In a review of my book about slavery and capitalism published the other day, the Economist treated it the same way that the tourist enslavers treated the testimony of Frederick Douglass on that slave-era ship long ago. In doing so, the Economist revealed just how many white people remain reluctant to believe black people about the experience of being black.
Apparently, I shouldn’t have focused my historical research on how some people lived off the uncompensated sweat of their “valuable property”, the magazine’s anonymous reviewer wrote: “Almost all the blacks in his book are victims, almost all the whites villains.” Worst of all, this book reviewer went on, I had, by putting the testimony of “a few slaves” at the heart of book about slavery, somehow abandoned “objectivity”’ for “advocacy”.

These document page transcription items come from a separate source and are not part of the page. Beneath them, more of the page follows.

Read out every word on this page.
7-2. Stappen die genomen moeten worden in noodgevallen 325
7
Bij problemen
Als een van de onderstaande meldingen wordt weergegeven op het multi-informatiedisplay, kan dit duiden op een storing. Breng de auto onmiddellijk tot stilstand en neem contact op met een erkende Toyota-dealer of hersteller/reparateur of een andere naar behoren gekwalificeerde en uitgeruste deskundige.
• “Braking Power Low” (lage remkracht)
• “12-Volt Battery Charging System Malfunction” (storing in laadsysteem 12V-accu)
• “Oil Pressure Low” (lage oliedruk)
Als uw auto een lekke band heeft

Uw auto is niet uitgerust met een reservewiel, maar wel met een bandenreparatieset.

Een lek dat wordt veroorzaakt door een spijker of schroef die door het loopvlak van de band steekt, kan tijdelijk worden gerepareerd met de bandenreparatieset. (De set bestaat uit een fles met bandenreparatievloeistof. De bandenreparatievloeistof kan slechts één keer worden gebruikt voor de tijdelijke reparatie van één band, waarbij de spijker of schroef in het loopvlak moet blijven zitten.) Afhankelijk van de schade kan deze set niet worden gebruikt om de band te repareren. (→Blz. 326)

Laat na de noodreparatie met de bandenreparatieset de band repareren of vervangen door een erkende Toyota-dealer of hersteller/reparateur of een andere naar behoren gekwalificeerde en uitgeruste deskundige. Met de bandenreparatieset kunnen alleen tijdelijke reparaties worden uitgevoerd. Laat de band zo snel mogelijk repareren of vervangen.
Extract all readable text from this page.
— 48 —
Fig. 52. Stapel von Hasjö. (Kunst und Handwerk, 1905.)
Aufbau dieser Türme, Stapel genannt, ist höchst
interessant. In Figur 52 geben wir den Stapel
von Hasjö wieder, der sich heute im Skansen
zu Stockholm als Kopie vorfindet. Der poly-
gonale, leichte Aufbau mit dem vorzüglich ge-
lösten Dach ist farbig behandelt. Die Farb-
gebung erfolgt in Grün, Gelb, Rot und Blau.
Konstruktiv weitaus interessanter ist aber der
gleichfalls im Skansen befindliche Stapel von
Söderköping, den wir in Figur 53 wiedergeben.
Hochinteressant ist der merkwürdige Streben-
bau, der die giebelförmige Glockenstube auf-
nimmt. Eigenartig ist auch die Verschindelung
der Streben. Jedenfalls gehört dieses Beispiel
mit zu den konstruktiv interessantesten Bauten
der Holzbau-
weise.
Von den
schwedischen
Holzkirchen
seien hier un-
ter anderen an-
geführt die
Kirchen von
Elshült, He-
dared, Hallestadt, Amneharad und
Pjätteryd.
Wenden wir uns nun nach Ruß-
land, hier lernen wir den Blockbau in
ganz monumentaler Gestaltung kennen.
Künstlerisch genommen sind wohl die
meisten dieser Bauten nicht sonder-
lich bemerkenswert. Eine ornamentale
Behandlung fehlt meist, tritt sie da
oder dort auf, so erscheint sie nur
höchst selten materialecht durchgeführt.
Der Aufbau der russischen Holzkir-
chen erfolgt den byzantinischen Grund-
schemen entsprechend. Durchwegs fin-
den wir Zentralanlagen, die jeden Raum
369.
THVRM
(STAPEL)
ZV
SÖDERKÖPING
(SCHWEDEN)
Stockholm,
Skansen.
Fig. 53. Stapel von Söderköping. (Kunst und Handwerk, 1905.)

Of course, the reviewer wasn’t treating me like the slaveowners on the Cambria treated Douglass. They threatened to kidnap him and send him to New Orleans – the largest slave market in North America. No, a single nameless reviewer from a single stodgy magazine couldn’t do much to me.
Still, the review enraged a significant number of people. Within a few hours, Twitterstorians scorched the earth of the magazine’s comments page with radioactive reviews of the review. The parodies and viral disdain forced the Economist to retract the review and issue a partial apology.
But the Economist didn’t apologize for dismissing what slaves said about slavery. That kind of arrogance remains part of a wider, more subtle pattern in how black testimony often gets treated – sometimes unknowingly – as less reliable than white. The Economist reviewer was saying that the key sources of my book, African Americans – black people – cannot be believed.